The video was presented at the AAS meeting by Hale Bradt,a professor of physics at MIT and co-recipient of the Rossi Prize of the High Energy Astrophysics Division of the AAS for his role in the RXTE project. Professor Bradt received help preparing the video from MIT graduate student Michael Muno, postdoctoral associate Donald Smith, and Alan Levine and Ronald Remillard, principal research scientists at MIT's Center for Space Research and Robin Corbet of NASA's Goddard Space Flight Center.

The All-Sky Monitor (ASM) experiment on the RXTE satellite provides data on about 150 X-ray sources for the animation. X-ray cameras in space like the Rossi are our window to these extremely energetic and often violent processes in the universe. The seven-minute video "demonstrates dramatically the extreme brightening, fading, disappearances and sudden appearances of these stars from 1996 to 1999," Bradt said. "By contrast, the visible sky we usually see is relatively unchanging and seemingly quite peaceful."

Changes in energy output, or brightness, may be due to unstable winds of gas from the donor star in a binary star system. Changes also may be caused by instabilities in the disk of whirling gas surrounding the neutron star or black hole. "It is the objective of scientists studying the data from RXTE to better understand these processes, which cannot be duplicated on Earth," Bradt said.

The Astronomy Community's use of the ASM Data

Scientists at MIT and GSFC use data from the ASM to calculate the intensities of the 150 sources in near real time. The data are immediately made available to the public, so scientists using RXTE or other observatories such as the Italian BeppoSAX or the recently launched NASA Chandra Observatory will know the state of X-ray sources they may wish to study.

"The ASM data reveal the existence of previously unknown sources, alert astronomers to new types of behaviors and help us understand the energetic processes in the sources, such as the creation of jets of material being ejected from black holes," Bradt said.
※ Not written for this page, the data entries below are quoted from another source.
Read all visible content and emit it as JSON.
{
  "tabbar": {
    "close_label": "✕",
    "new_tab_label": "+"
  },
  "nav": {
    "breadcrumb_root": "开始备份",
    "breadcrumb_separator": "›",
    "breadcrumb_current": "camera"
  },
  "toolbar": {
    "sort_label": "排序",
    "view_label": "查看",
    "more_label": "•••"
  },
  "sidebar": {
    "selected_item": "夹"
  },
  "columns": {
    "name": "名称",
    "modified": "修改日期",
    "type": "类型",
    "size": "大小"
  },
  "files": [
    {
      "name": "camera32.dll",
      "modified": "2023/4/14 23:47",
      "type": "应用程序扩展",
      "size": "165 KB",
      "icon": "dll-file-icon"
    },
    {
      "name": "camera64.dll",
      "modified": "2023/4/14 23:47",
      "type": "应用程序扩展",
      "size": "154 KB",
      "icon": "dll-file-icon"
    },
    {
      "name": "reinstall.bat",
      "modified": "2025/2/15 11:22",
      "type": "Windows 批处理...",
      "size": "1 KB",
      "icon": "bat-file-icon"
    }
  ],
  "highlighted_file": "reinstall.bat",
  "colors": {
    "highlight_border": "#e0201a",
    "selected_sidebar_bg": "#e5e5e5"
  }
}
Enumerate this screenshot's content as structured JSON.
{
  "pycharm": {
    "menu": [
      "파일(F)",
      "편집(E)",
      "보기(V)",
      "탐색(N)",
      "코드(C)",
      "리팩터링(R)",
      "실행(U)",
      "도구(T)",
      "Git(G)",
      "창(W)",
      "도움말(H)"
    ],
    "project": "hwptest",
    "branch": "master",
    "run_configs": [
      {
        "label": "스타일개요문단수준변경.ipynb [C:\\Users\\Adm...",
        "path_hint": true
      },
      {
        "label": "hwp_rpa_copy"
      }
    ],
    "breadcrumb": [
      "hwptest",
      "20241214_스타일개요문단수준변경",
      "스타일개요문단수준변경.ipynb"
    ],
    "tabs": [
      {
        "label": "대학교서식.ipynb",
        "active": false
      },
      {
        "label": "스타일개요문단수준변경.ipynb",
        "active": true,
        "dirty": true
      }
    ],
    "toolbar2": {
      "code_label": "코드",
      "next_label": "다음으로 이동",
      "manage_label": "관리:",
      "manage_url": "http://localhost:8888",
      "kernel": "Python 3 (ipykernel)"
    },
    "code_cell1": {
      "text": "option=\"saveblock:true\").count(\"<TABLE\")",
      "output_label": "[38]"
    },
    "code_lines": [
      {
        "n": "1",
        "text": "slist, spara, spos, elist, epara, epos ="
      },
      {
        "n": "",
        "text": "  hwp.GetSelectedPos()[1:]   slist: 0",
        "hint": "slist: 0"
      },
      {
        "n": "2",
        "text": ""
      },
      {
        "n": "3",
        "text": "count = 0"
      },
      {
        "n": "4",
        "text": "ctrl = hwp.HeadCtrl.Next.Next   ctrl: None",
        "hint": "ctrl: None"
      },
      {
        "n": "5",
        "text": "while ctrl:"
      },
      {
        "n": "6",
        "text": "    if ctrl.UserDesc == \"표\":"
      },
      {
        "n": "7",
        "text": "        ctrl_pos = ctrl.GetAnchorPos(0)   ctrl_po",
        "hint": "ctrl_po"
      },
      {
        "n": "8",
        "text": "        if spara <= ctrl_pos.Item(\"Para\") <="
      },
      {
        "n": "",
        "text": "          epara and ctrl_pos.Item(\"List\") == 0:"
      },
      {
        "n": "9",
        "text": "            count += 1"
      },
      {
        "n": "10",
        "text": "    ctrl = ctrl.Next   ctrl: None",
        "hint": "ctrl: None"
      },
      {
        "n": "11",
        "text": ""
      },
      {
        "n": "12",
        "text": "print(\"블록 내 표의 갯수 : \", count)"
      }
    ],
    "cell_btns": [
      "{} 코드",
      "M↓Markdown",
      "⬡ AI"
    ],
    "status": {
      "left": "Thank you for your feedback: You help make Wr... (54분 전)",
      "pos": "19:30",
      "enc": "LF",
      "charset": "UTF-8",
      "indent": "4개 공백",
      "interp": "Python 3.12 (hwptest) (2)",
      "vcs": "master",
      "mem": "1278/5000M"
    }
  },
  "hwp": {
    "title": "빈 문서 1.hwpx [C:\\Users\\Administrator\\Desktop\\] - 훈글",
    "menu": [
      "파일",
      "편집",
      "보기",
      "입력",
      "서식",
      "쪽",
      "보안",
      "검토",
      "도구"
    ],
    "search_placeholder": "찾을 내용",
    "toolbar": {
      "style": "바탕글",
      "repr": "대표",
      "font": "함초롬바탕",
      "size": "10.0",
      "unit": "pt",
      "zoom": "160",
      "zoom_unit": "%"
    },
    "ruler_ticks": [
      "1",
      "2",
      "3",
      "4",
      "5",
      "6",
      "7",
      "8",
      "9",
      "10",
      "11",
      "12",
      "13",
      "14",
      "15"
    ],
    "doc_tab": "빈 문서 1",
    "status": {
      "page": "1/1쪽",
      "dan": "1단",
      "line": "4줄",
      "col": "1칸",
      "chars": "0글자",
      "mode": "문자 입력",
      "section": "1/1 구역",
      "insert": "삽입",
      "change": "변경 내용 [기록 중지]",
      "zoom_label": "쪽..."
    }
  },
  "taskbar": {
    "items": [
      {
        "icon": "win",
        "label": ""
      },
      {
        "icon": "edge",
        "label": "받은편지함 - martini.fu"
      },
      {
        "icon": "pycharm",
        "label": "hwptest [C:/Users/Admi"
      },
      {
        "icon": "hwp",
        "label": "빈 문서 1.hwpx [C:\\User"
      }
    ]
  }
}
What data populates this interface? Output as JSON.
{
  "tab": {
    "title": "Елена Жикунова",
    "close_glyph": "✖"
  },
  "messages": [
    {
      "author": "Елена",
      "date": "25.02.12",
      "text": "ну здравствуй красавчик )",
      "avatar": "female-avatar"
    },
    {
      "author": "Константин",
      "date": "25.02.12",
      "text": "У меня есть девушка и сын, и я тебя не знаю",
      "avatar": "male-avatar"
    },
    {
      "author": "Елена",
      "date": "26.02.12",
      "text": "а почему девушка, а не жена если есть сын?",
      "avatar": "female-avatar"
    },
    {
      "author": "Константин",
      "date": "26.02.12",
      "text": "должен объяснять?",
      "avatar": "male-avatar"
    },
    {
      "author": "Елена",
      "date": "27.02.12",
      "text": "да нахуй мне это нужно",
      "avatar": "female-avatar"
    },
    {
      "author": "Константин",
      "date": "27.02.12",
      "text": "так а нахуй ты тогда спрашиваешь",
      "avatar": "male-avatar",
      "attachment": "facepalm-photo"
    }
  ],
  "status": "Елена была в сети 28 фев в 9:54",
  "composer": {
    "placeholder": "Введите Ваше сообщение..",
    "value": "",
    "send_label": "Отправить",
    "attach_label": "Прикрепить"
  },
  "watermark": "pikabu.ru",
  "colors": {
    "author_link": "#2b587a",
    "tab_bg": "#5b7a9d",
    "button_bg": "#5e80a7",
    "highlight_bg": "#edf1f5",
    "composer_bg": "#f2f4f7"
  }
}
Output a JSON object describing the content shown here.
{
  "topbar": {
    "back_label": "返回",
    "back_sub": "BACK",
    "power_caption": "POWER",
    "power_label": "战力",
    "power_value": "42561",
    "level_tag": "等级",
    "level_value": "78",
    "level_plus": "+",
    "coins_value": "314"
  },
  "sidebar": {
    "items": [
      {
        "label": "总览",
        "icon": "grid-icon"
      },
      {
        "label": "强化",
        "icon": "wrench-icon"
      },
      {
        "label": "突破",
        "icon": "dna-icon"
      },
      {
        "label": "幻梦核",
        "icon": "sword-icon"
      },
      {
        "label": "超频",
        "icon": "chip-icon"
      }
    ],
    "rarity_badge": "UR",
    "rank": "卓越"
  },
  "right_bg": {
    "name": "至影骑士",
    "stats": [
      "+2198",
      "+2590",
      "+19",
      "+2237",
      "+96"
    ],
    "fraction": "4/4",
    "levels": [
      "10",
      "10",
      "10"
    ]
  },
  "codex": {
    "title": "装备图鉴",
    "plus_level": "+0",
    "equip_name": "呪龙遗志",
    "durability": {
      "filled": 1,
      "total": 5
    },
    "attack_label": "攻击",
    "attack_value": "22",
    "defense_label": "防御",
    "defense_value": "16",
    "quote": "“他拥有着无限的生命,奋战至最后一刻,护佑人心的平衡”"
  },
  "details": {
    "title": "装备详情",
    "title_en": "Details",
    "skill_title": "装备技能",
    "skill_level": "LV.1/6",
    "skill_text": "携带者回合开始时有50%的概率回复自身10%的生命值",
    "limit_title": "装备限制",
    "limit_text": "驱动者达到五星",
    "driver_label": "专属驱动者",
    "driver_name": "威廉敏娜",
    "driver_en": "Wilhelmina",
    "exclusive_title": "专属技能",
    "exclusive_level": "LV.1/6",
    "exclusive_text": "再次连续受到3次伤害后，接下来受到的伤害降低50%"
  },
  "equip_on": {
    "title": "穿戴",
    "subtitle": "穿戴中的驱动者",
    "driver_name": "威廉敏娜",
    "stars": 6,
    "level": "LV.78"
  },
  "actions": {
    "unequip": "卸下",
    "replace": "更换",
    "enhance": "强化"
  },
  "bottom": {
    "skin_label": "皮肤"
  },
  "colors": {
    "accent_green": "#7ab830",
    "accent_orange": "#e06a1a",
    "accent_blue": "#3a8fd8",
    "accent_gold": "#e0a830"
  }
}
The ASM's resolution in time and angle far exceeds that of the only other X-ray experiment that lead to an X-ray movie of the whole sky, which was created in the 1970s by William Priedhorsky and James Terrell of the Los Alamos National Laboratory with data from the Vela B satellite. An animation of the more restricted region at the center of our galaxy was released last June. It was constructed with data from another instrument on the Rossi satellite by Craig Markwardt and Frank Marshall of NASA's GSFC.